О том, что случилось на испытаниях головного образца новой турбины, уже знали все, и, когда началась оперативка, Ильину не надо было рассказывать подробно, он лишь сказал, что, возможно, в аварии виноваты они, плавильщики. Малыгин, кривя рот, ехидно заметил:

— Ну конечно, кто же кроме нас? А вы, естественно, промолчали там, у директора?

— У нас с вами разные характеры, — ответил Ильин. — Я как-то не смог научиться вашему умению заранее ограждать себя от неприятностей.

Он распорядился подготовить к приезду комиссии всю документацию, вплоть до сентябрьских плавильных журналов (металл на лопатки цех дал в сентябре), и, наскоро решив текущие дела, отпустил всех, попросив остаться только Штока. О коротком разговоре у директора он рассказал ему подробно, не забыв и многозначительную реплику главного инженера. У Штока было такое страдальческое лицо, будто ему сообщили о смерти близкого человека. Конечно, он представлял себе, что сейчас последует: выматывающая нервы работа комиссии, груз сознания своей вины, долгое и тяжкое ожидание выводов, — хорошо еще, что авария произошла во время испытаний, а не тогда, когда началась бы промышленная эксплуатация турбины!

— Ты-то сам что думаешь по этому поводу? — спросил Шток.

Ильин грустно усмехнулся. Что он может думать? Самое первое, что придет в голову любому, даже не очень-то технически грамотному человеку, — виноват литейный цех. И самое первое, что сделает комиссия, — это запакует «винегрет» в ящики и отправит в Москву, потому что у нас в Большом городе провести экспертизу на высшем уровне негде. Там академики будут смотреть — вот что я думаю по этому поводу.

— Значит, ты допускаешь, что это, может, и мы?
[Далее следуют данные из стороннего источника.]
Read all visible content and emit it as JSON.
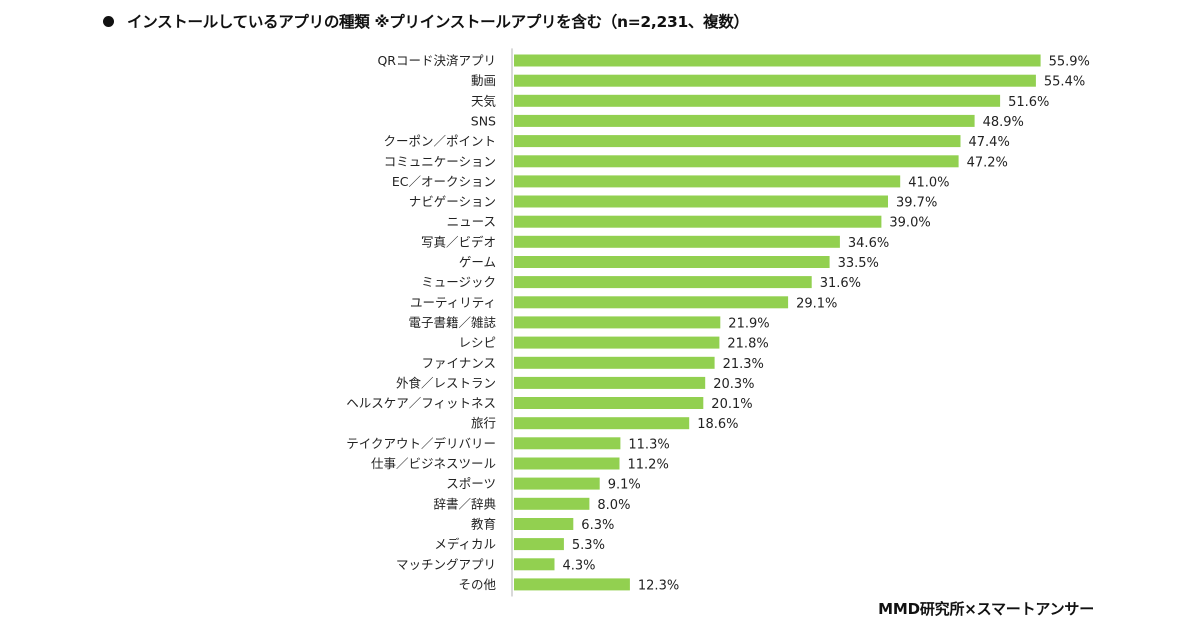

— Я не Малыгин, — ответил Ильин. — Хотя где-то в душе и сомневаюсь, что здесь наша вина. У нас, слава богу, слишком строгий контроль за качеством металла. И потом, почему так скоро произошла авария? Даже если сталь была с дефектом, лопатки должны были выдержать куда большую нагрузку. Не нужен кибер, чтобы сообразить это.
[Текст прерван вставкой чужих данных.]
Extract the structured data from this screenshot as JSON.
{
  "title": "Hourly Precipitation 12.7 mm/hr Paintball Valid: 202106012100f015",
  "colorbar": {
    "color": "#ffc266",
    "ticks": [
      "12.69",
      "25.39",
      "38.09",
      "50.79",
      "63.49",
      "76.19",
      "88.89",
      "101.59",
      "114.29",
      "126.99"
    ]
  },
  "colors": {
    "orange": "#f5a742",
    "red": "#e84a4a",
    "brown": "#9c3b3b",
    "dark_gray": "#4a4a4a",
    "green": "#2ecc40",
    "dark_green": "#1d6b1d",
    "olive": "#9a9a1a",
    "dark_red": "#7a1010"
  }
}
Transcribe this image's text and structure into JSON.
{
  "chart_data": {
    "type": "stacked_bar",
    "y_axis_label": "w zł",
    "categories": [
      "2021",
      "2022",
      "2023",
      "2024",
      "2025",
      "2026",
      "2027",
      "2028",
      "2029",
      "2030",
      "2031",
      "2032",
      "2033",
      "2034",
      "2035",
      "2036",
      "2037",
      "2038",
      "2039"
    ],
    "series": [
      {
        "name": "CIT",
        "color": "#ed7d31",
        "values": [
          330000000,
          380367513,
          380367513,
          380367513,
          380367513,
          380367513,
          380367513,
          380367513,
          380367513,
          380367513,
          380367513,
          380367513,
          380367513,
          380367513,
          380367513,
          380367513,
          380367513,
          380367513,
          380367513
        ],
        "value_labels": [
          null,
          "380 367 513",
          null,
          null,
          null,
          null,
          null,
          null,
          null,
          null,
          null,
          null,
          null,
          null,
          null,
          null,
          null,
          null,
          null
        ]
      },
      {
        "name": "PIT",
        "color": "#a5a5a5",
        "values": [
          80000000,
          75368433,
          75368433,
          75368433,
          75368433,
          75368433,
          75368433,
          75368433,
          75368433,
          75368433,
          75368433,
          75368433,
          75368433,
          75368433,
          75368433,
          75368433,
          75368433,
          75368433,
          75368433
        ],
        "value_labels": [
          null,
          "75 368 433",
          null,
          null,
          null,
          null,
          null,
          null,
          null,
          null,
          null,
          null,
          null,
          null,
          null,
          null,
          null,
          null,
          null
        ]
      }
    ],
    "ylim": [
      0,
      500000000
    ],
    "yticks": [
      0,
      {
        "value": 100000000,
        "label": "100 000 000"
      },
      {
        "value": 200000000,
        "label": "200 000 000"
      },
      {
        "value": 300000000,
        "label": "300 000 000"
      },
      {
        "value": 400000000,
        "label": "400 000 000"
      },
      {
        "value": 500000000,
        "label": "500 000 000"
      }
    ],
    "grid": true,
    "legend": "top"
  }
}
— Там ты об этом не сказал?

Ильин поморщился. И Марк туда же! Мы все-таки инженеры, черт возьми, а не кулинары — здесь переложил сахара, там недоложил варенья, — все равно сойдет!
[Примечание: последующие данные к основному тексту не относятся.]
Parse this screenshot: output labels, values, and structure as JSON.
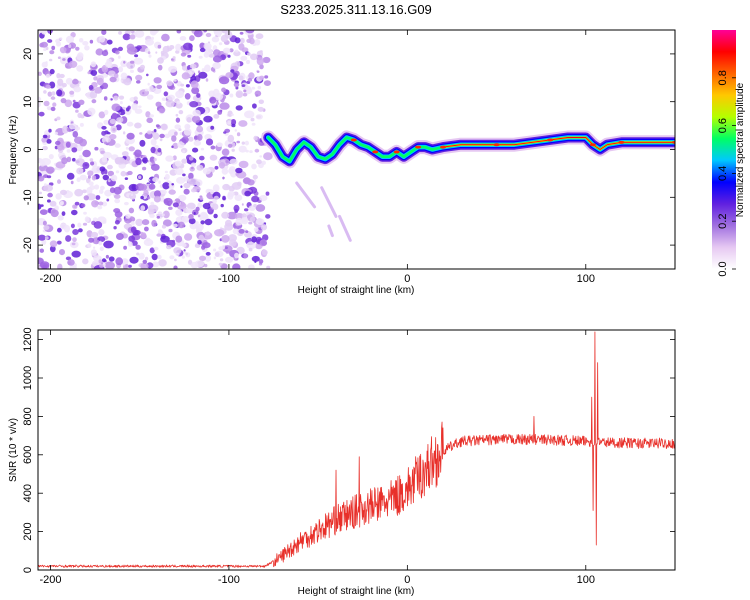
{
  "title": "S233.2025.311.13.16.G09",
  "charts": [
    {
      "type": "heatmap",
      "xlabel": "Height of straight line (km)",
      "ylabel": "Frequency (Hz)",
      "xlim": [
        -207,
        150
      ],
      "ylim": [
        -25,
        25
      ],
      "xticks": [
        -200,
        -100,
        0,
        100
      ],
      "yticks": [
        -20,
        -10,
        0,
        10,
        20
      ],
      "colorbar": {
        "label": "Normalized spectral amplitude",
        "range": [
          0.0,
          1.0
        ],
        "ticks": [
          "0.0",
          "0.2",
          "0.4",
          "0.6",
          "0.8"
        ],
        "tick_values": [
          0.0,
          0.2,
          0.4,
          0.6,
          0.8
        ],
        "colors": [
          "#ffffff",
          "#e6c8f2",
          "#a070e0",
          "#6020e0",
          "#0000ff",
          "#00c8ff",
          "#00ff64",
          "#b4ff00",
          "#ffc800",
          "#ff6400",
          "#ff0000",
          "#ff0096"
        ]
      },
      "noise_region": {
        "x_from": -207,
        "x_to": -78,
        "y_from": -25,
        "y_to": 25
      },
      "ridge": [
        [
          -78,
          2.5
        ],
        [
          -74,
          1.0
        ],
        [
          -70,
          -1.5
        ],
        [
          -66,
          -2.5
        ],
        [
          -62,
          0.0
        ],
        [
          -58,
          1.5
        ],
        [
          -54,
          0.5
        ],
        [
          -50,
          -1.5
        ],
        [
          -46,
          -2.0
        ],
        [
          -42,
          -1.0
        ],
        [
          -38,
          1.0
        ],
        [
          -34,
          2.5
        ],
        [
          -30,
          2.0
        ],
        [
          -26,
          1.0
        ],
        [
          -22,
          0.5
        ],
        [
          -18,
          -0.5
        ],
        [
          -14,
          -1.5
        ],
        [
          -10,
          -1.5
        ],
        [
          -6,
          -0.5
        ],
        [
          -2,
          -1.5
        ],
        [
          2,
          -0.5
        ],
        [
          6,
          0.5
        ],
        [
          10,
          0.5
        ],
        [
          14,
          0.0
        ],
        [
          20,
          0.5
        ],
        [
          30,
          1.0
        ],
        [
          40,
          1.0
        ],
        [
          50,
          1.0
        ],
        [
          60,
          1.0
        ],
        [
          70,
          1.5
        ],
        [
          80,
          2.0
        ],
        [
          90,
          2.5
        ],
        [
          100,
          2.5
        ],
        [
          104,
          1.0
        ],
        [
          108,
          0.0
        ],
        [
          112,
          1.0
        ],
        [
          120,
          1.5
        ],
        [
          130,
          1.5
        ],
        [
          140,
          1.5
        ],
        [
          150,
          1.5
        ]
      ],
      "faint_streaks": [
        {
          "x": [
            -62,
            -52
          ],
          "y": [
            -7,
            -12
          ]
        },
        {
          "x": [
            -48,
            -40
          ],
          "y": [
            -8,
            -14
          ]
        },
        {
          "x": [
            -38,
            -32
          ],
          "y": [
            -14,
            -19
          ]
        },
        {
          "x": [
            -44,
            -42
          ],
          "y": [
            -16,
            -18
          ]
        }
      ]
    },
    {
      "type": "line",
      "xlabel": "Height of straight line (km)",
      "ylabel": "SNR (10 * v/v)",
      "xlim": [
        -207,
        150
      ],
      "ylim": [
        0,
        1250
      ],
      "xticks": [
        -200,
        -100,
        0,
        100
      ],
      "yticks": [
        0,
        200,
        400,
        600,
        800,
        1000,
        1200
      ],
      "color": "#e8302a",
      "series_key_points": [
        [
          -207,
          20
        ],
        [
          -80,
          20
        ],
        [
          -72,
          60
        ],
        [
          -60,
          150
        ],
        [
          -40,
          260
        ],
        [
          -25,
          320
        ],
        [
          -10,
          360
        ],
        [
          0,
          420
        ],
        [
          10,
          520
        ],
        [
          20,
          620
        ],
        [
          30,
          670
        ],
        [
          50,
          680
        ],
        [
          70,
          680
        ],
        [
          90,
          675
        ],
        [
          100,
          670
        ],
        [
          110,
          665
        ],
        [
          130,
          660
        ],
        [
          150,
          660
        ]
      ],
      "spikes": [
        {
          "x": 105.0,
          "y": 1240
        },
        {
          "x": 105.8,
          "y": 130
        },
        {
          "x": 106.6,
          "y": 1080
        },
        {
          "x": 104.2,
          "y": 310
        },
        {
          "x": 103.4,
          "y": 900
        },
        {
          "x": 71.0,
          "y": 800
        },
        {
          "x": -27.0,
          "y": 590
        },
        {
          "x": -40.0,
          "y": 520
        }
      ]
    }
  ]
}
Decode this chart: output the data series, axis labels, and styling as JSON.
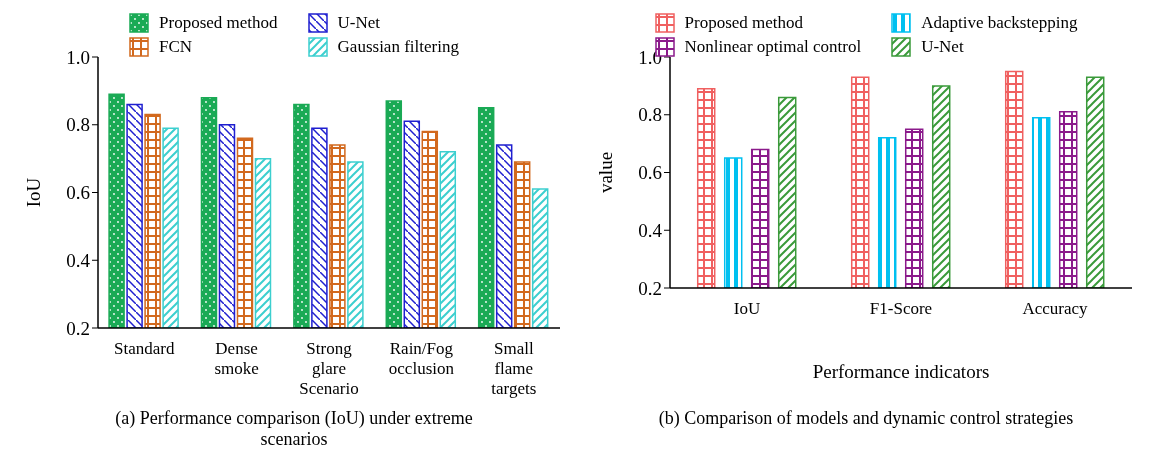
{
  "chart_data": [
    {
      "type": "bar",
      "title": "(a) Performance comparison (IoU) under extreme scenarios",
      "ylabel": "IoU",
      "categories": [
        "Standard",
        "Dense smoke",
        "Strong glare Scenario",
        "Rain/Fog occlusion",
        "Small flame targets"
      ],
      "series": [
        {
          "name": "Proposed method",
          "color": "#1aaa55",
          "values": [
            0.89,
            0.88,
            0.86,
            0.87,
            0.85
          ]
        },
        {
          "name": "U-Net",
          "color": "#1f1fd0",
          "values": [
            0.86,
            0.8,
            0.79,
            0.81,
            0.74
          ]
        },
        {
          "name": "FCN",
          "color": "#d2691e",
          "values": [
            0.83,
            0.76,
            0.74,
            0.78,
            0.69
          ]
        },
        {
          "name": "Gaussian filtering",
          "color": "#3ccfcf",
          "values": [
            0.79,
            0.7,
            0.69,
            0.72,
            0.61
          ]
        }
      ],
      "ylim": [
        0.2,
        1.0
      ],
      "yticks": [
        {
          "value": 0.2,
          "label": "0.2"
        },
        {
          "value": 0.4,
          "label": "0.4"
        },
        {
          "value": 0.6,
          "label": "0.6"
        },
        {
          "value": 0.8,
          "label": "0.8"
        },
        {
          "value": 1.0,
          "label": "1.0"
        }
      ],
      "legend": "top",
      "grid": false
    },
    {
      "type": "bar",
      "title": "(b) Comparison of models and dynamic control strategies",
      "xlabel": "Performance indicators",
      "ylabel": "value",
      "categories": [
        "IoU",
        "F1-Score",
        "Accuracy"
      ],
      "series": [
        {
          "name": "Proposed method",
          "color": "#f06060",
          "values": [
            0.89,
            0.93,
            0.95
          ]
        },
        {
          "name": "Adaptive backstepping",
          "color": "#00c0f0",
          "values": [
            0.65,
            0.72,
            0.79
          ]
        },
        {
          "name": "Nonlinear optimal control",
          "color": "#8b1a8b",
          "values": [
            0.68,
            0.75,
            0.81
          ]
        },
        {
          "name": "U-Net",
          "color": "#3a9a3a",
          "values": [
            0.86,
            0.9,
            0.93
          ]
        }
      ],
      "ylim": [
        0.2,
        1.0
      ],
      "yticks": [
        {
          "value": 0.2,
          "label": "0.2"
        },
        {
          "value": 0.4,
          "label": "0.4"
        },
        {
          "value": 0.6,
          "label": "0.6"
        },
        {
          "value": 0.8,
          "label": "0.8"
        },
        {
          "value": 1.0,
          "label": "1.0"
        }
      ],
      "legend": "top",
      "grid": false
    }
  ]
}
— Утешайся тем, — пошутил он, — что, поскольку за нас возьмутся первыми, то и реабилитируют первыми… Если реабилитируют, конечно. У тебя есть еще что-нибудь ко мне?

Казалось, Шток расслышал этот вопрос не сразу. Страдальческое выражение так и застыло на его лице, — очевидно, Штоку понадобилось время, чтобы как-то вернуться от своих раздумий, а может быть, даже страхов, к сегодняшним делам.

— Нет, на оперативке я сказал все… Хотя…

Он медлил, тянул, словно колеблясь, говорить ли ему дальше или уйти, и Ильину пришлось уже резко спросить:

— Что еще? Что за манера мямлить, будто кашей рот набил? — прежде чем Шток решился.

— Сегодня ко мне подошел Коптюгов… Понимаешь, какая штука… Твой Сережка у него на новоселье вроде бы хватил лишку… Ерунда, конечно, но все-таки… Короче говоря, наговорил Коптюгову, что тот какие-то деньги давал шихтарям, чтоб ему корзину одними болванками загрузили, — ну, для той скоростной плавки, помнишь? Словом, какая-то история под градусом, я не стал разбираться, а ты выдай Сережке по-отечески, чтоб ерунду не порол. Коптюгова все-таки даже там уважают.

Ильин угрюмо поглядел на прячущего глаза Штока.

— Все?

— Нет. Коптюгов предложил провести две-три показательные плавки с хронометражем. Дельное предложение. Если мы на каждой плавке будем экономить хотя бы по десять — пятнадцать минут…

— Понял, — кивнул Ильин. — Давай действуй. Что же касается моего Сергея, то, во-первых, он не хватил у Коптюгова лишку. Я еще не спал, когда Сергей вернулся домой. А во-вторых, от меня и от тебя тоже он отличается тем, что не задумывается — говорить ли ему правду в глаза или промолчать, где выгодно. И дай-то ему бог сохранить это качество на всю жизнь!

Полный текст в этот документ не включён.